К следующей весне популярность «Языка цветов» в районе залива Сан-Франциско стала так велика, что я начала влиять на спрос, а следовательно, и предложение в общем масштабе. По всему городу флористы стали предлагать предсвадебные консультации по расшифровке языка цветов для невест, которые к нам с Марленой по тем или иным причинам не попали. Из-за этого спрос на пионы, бархатцы и лаванду упал ниже низкого, в то время как тюльпаны, сирень и страстоцвет уходили тоннами. Наиболее смелые невесты выбирали для свадеб керамические вазы с земляникой и несли перед собой ароматные пучки фенхеля, и никто не подвергал сомнению их эстетический вкус, а скорее восхищался простотой их желаний. Я часто вспоминала свой первый день в розарии Гранта – тогда он обвинил меня в том, что я использую язык цветов, чтобы сеять ненависть и злобу. Я больше не общалась с миром посредством языка цветов, но благодаря тому, что я делала, количество гнева, печали и недоверия, выращиваемого на Земле, значительно уменьшилось.
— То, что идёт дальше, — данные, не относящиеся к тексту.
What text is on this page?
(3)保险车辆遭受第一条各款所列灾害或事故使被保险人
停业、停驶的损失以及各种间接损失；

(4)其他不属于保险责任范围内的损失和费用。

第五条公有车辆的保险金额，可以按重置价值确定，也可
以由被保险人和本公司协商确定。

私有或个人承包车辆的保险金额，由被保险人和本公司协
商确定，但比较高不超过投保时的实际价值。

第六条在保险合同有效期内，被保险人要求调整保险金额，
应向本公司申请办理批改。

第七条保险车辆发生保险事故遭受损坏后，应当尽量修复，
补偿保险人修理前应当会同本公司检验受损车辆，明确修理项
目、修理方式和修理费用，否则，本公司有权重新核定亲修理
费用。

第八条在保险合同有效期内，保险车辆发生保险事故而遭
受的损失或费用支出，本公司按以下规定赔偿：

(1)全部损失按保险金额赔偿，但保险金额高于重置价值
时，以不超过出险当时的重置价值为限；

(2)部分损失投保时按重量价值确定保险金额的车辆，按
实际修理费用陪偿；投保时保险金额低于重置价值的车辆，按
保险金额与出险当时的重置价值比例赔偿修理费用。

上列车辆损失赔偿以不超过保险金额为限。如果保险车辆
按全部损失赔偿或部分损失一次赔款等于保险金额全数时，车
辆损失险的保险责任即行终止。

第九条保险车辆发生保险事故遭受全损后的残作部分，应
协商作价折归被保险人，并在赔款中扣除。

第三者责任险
Делая этот маленький незаметный вклад в улучшение жизни на планете, я пыталась найти утешение. Каждый день я уговаривала себя, что этого достаточно. По вечерам, работая в оранжерее, которую соорудила на крыше из пластиковых трубок и пленки, ухаживая за сотнями растений в керамических горшках, расставленных на металлических решетках, я внушала себе, что благодаря небывалому успеху «Языка цветов» кто-то где-то сейчас испытывает меньше гнева и печали. Но я не верила в это, даже когда произносила вслух. Как я могла почивать на лаврах, гордясь усовершенствованием мира, когда все мои отношения с близкими неизменно заканчивались тем, что я кому-то причиняла боль? Я причинила боль Элизабет, когда сожгла виноградник и ложно ее обвинила, Гранту – когда бросила его и родила ребенка без имени…
И главное, как я обошлась с дочерью. Я не могла забыть о том, как поступила с ней, ни на секунду. Стоило утром проснуться одной на полу голубой комнаты, как я принималась считать, сколько ей сегодня месяцев и дней. Сидя напротив невест, щебечущих о своем, я вспоминала ее безволосые бровки, поднятые в изумлении, рот, который она ритмично открывала и закрывала. Со временем ее отсутствие в пустой квартире стало ощущаться почти физически. Оно дребезжало в пластиковых трубах оранжереи. Как свет, просачивалось в щель под дверью голубой комнаты. Барабанная дробь дождя о плоскую крышу напоминала ее голодное чмоканье. Каждую двадцать девятую ночь лунный свет отбрасывал прямоугольную тень на матрас, где мы сидели в последний раз, и каждый месяц я ждала, что каким-то чудом в эту ночь она ко мне вернется. Но луна освещала лишь мое одиночество, и я сидела, выпрямившись в ее бледном сиянии, и вспоминала дочь такой, какой она была, представляя, какой она стала. Хотя она была далеко, я чувствовала, как она меняется, растет и развивается с каждым днем без моего участия. Мне очень хотелось быть рядом, стать свидетелем этих изменений.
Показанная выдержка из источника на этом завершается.